Sexual Function and Antidepressant Therapy

Prof Malcolm Hopwood

Psychiatrist and President of The Royal Australian & New Zealand College of Psychiatrists

Prof Hopwood is the Professor of Psychiatry at the University of Melbourne; based at the Albert Road Clinic (ARC) in Melbourne. At the ARC, he is the Director of the Professorial Psychiatry Unit which specialises in the assessment and treatment of complex mood and anxiety disorders. His research areas of interest include psychopharmacology and clinical aspects of mood and anxiety disorders. He has also led research into psychiatric aspects of ABI and other neuropsychiatric disorders.
Topic summary
One part of the complexity of managing major depression relates to the role of sexual dysfunction. It’s a common issue which will have many potential contributing factors, of which pharmacotherapy is one. A large body of evidence demonstrates that sexual dysfunction is not often discussed in this situation yet is likely to contribute to poor adherence.
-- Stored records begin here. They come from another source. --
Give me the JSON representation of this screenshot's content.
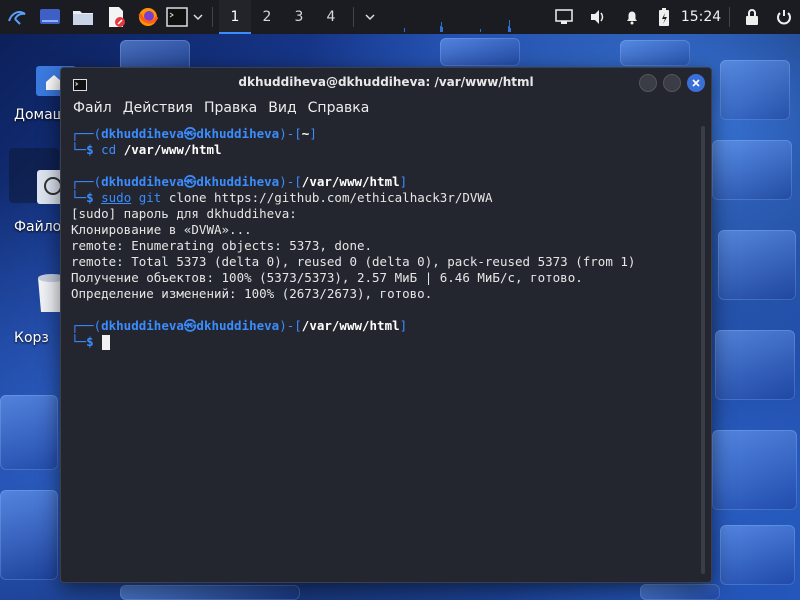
{
  "panel": {
    "workspaces": [
      "1",
      "2",
      "3",
      "4"
    ],
    "active_workspace": "1",
    "clock": "15:24"
  },
  "desktop": {
    "icons": [
      {
        "label": "Домаш"
      },
      {
        "label": "Файлов"
      },
      {
        "label": "Корз"
      }
    ]
  },
  "window": {
    "title": "dkhuddiheva@dkhuddiheva: /var/www/html",
    "menu": [
      "Файл",
      "Действия",
      "Правка",
      "Вид",
      "Справка"
    ]
  },
  "terminal": {
    "user": "dkhuddiheva",
    "at": "㉿",
    "host": "dkhuddiheva",
    "prompt1": {
      "path": "~",
      "cmd_word": "cd",
      "cmd_rest": " /var/www/html"
    },
    "prompt2": {
      "path": "/var/www/html",
      "cmd_sudo": "sudo",
      "cmd_git": " git",
      "cmd_rest": " clone https://github.com/ethicalhack3r/DVWA"
    },
    "output": [
      "[sudo] пароль для dkhuddiheva:",
      "Клонирование в «DVWA»...",
      "remote: Enumerating objects: 5373, done.",
      "remote: Total 5373 (delta 0), reused 0 (delta 0), pack-reused 5373 (from 1)",
      "Получение объектов: 100% (5373/5373), 2.57 МиБ | 6.46 МиБ/с, готово.",
      "Определение изменений: 100% (2673/2673), готово."
    ],
    "prompt3": {
      "path": "/var/www/html"
    },
    "dollar": "$"
  }
}
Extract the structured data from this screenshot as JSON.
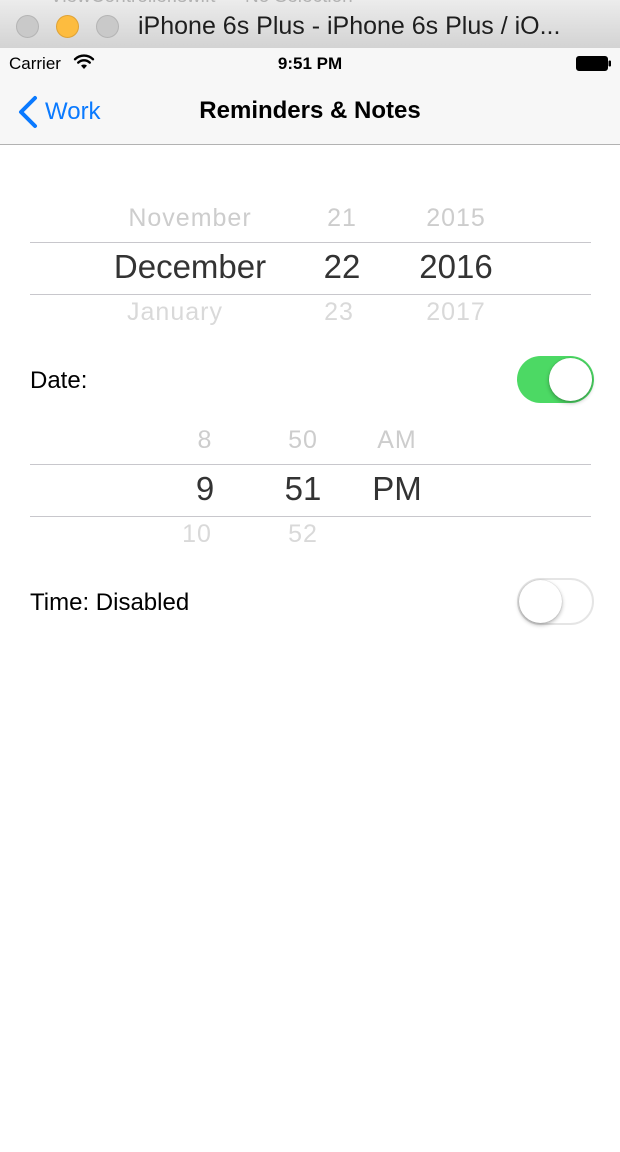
{
  "window": {
    "ghost_title": "ViewController.swift — No Selection",
    "title": "iPhone 6s Plus - iPhone 6s Plus / iO..."
  },
  "status_bar": {
    "carrier": "Carrier",
    "time": "9:51 PM"
  },
  "nav": {
    "back_label": "Work",
    "title": "Reminders & Notes"
  },
  "date_picker": {
    "month": {
      "prev": "November",
      "selected": "December",
      "next": "January"
    },
    "day": {
      "prev": "21",
      "selected": "22",
      "next": "23"
    },
    "year": {
      "prev": "2015",
      "selected": "2016",
      "next": "2017"
    }
  },
  "date_row": {
    "label": "Date:",
    "switch_on": true
  },
  "time_picker": {
    "hour": {
      "prev": "8",
      "selected": "9",
      "next": "10"
    },
    "minute": {
      "prev": "50",
      "selected": "51",
      "next": "52"
    },
    "period": {
      "prev": "AM",
      "selected": "PM",
      "next": ""
    }
  },
  "time_row": {
    "label": "Time: Disabled",
    "switch_on": false
  },
  "colors": {
    "tint": "#0a7aff",
    "switch_on": "#4cd964",
    "traffic_minimize": "#fdbc3f"
  },
  "icons": {
    "back": "chevron-left-icon",
    "wifi": "wifi-icon",
    "battery": "battery-icon"
  }
}
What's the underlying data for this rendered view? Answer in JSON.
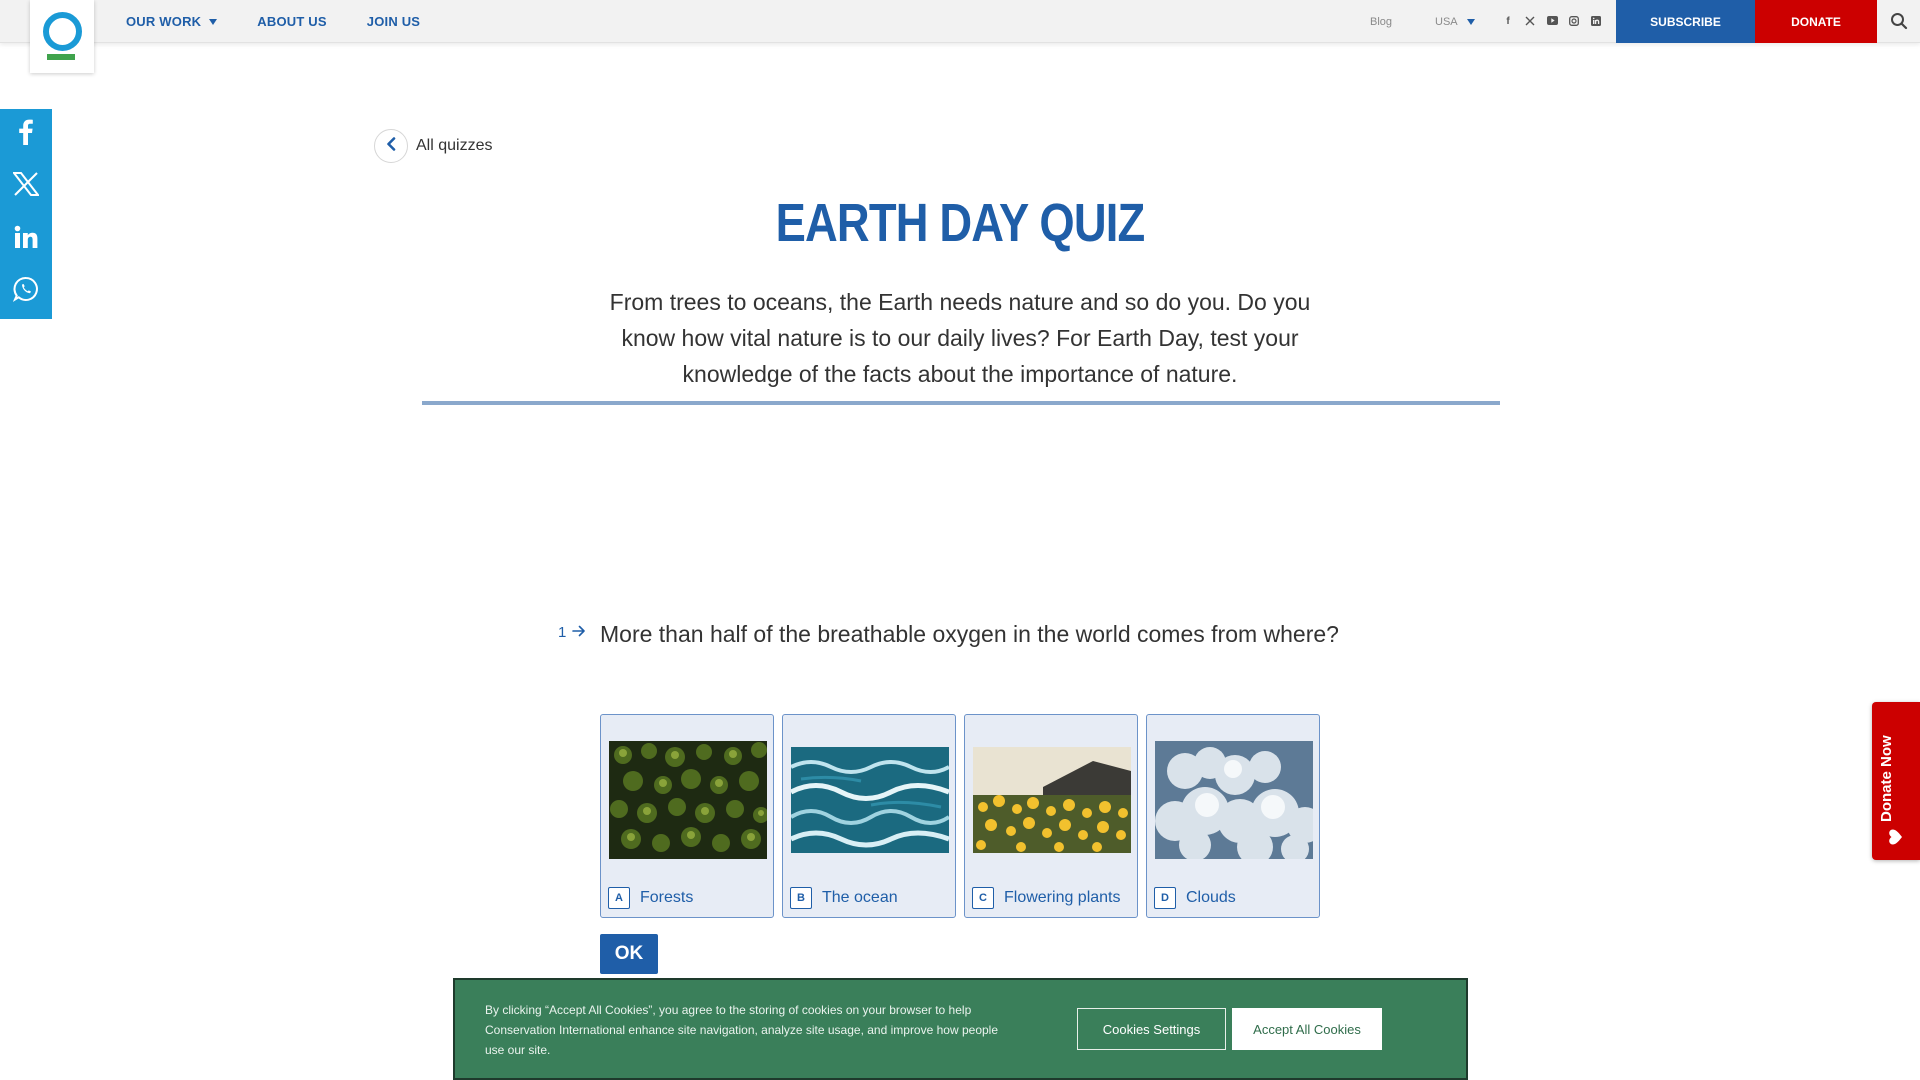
{
  "header": {
    "nav": [
      {
        "label": "OUR WORK",
        "has_dropdown": true
      },
      {
        "label": "ABOUT US",
        "has_dropdown": false
      },
      {
        "label": "JOIN US",
        "has_dropdown": false
      }
    ],
    "blog_label": "Blog",
    "region_label": "USA",
    "social_icons": [
      "facebook-icon",
      "x-icon",
      "youtube-icon",
      "instagram-icon",
      "linkedin-icon"
    ],
    "subscribe_label": "SUBSCRIBE",
    "donate_label": "DONATE"
  },
  "share_rail": [
    "facebook-icon",
    "x-icon",
    "linkedin-icon",
    "whatsapp-icon"
  ],
  "back_link": {
    "label": "All quizzes"
  },
  "page": {
    "title": "EARTH DAY QUIZ",
    "intro": "From trees to oceans, the Earth needs nature and so do you. Do you know how vital nature is to our daily lives? For Earth Day, test your knowledge of the facts about the importance of nature."
  },
  "quiz": {
    "question_number": "1",
    "question": "More than half of the breathable oxygen in the world comes from where?",
    "choices": [
      {
        "key": "A",
        "label": "Forests"
      },
      {
        "key": "B",
        "label": "The ocean"
      },
      {
        "key": "C",
        "label": "Flowering plants"
      },
      {
        "key": "D",
        "label": "Clouds"
      }
    ],
    "ok_label": "OK"
  },
  "donate_tab": {
    "label": "Donate Now"
  },
  "cookie_banner": {
    "text": "By clicking “Accept All Cookies”, you agree to the storing of cookies on your browser to help Conservation International enhance site navigation, analyze site usage, and improve how people use our site.",
    "settings_label": "Cookies Settings",
    "accept_label": "Accept All Cookies"
  },
  "colors": {
    "brand_blue": "#1f5ea8",
    "share_blue": "#1b9ad6",
    "donate_red": "#cc0000",
    "cookie_green": "#3a7f5a"
  }
}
Early GI Cancer Detection - Red Flags and What To Do About Them

A/Prof Payal Saxena

Interventional Endoscopist and Gastroenterologist, Royal Prince Alfred Hospital, Chris O’Brien Lifehouse

Clinical Associate Professor Payal Saxena is a Gastroenterologist and Hepatologist and subspecialises in Interventional Endoscopy. A/Prof Saxena has special interest in pancreatic disease and is passionate about its ongoing research. A/Prof Saxena contributes to the International Cancer of the Pancreas Screening Consortium and International Registry is an editorial reviewer for field publications such as Endoscopy, Gastrointestinal Endoscopy and Digestive Diseases and Sciences.
Topic summary
Dr Saxena will summarise the various red flag clinical features associated with the common GI cancers and explain how each should be monitored, investigated and where possible managed before major surgery is necessary. A very practically orientated talk for front-line clinicians.

Current Best Practice for Management of Complex Facial Skin Cancers

Dr Joe Dusseldorp

Specialist Plastic Surgeon; Chris O’Brien Lifehouse, North Shore Private, Hunters Hill Private and Concord Hospital

Dr Dusseldorp graduated from the University of Sydney in Medicine and Surgery with Honours. He initially trained at Prince of Wales Hospital before being offered a position as an Advanced Trainee in Plastic and Reconstructive Surgery. Dr Dusseldorp gained experience from many of the major teaching hospitals in Sydney and currently operates at Chris O’Brien Lifehouse and Concord Hospital. He has a keen interest in treating complex skin cancers, in particular on the face and ears.
Topic summary
Dr Dusseldorp will explain why facial cancers require a number of special considerations starting from the biopsy technique itself, and the fact that lesions in certain parts of the face are prone to recurrence. Current techniques in facial reconstruction allow for very minimal scarring, which is something patients always worry about.

This webcast has already been broadcasted.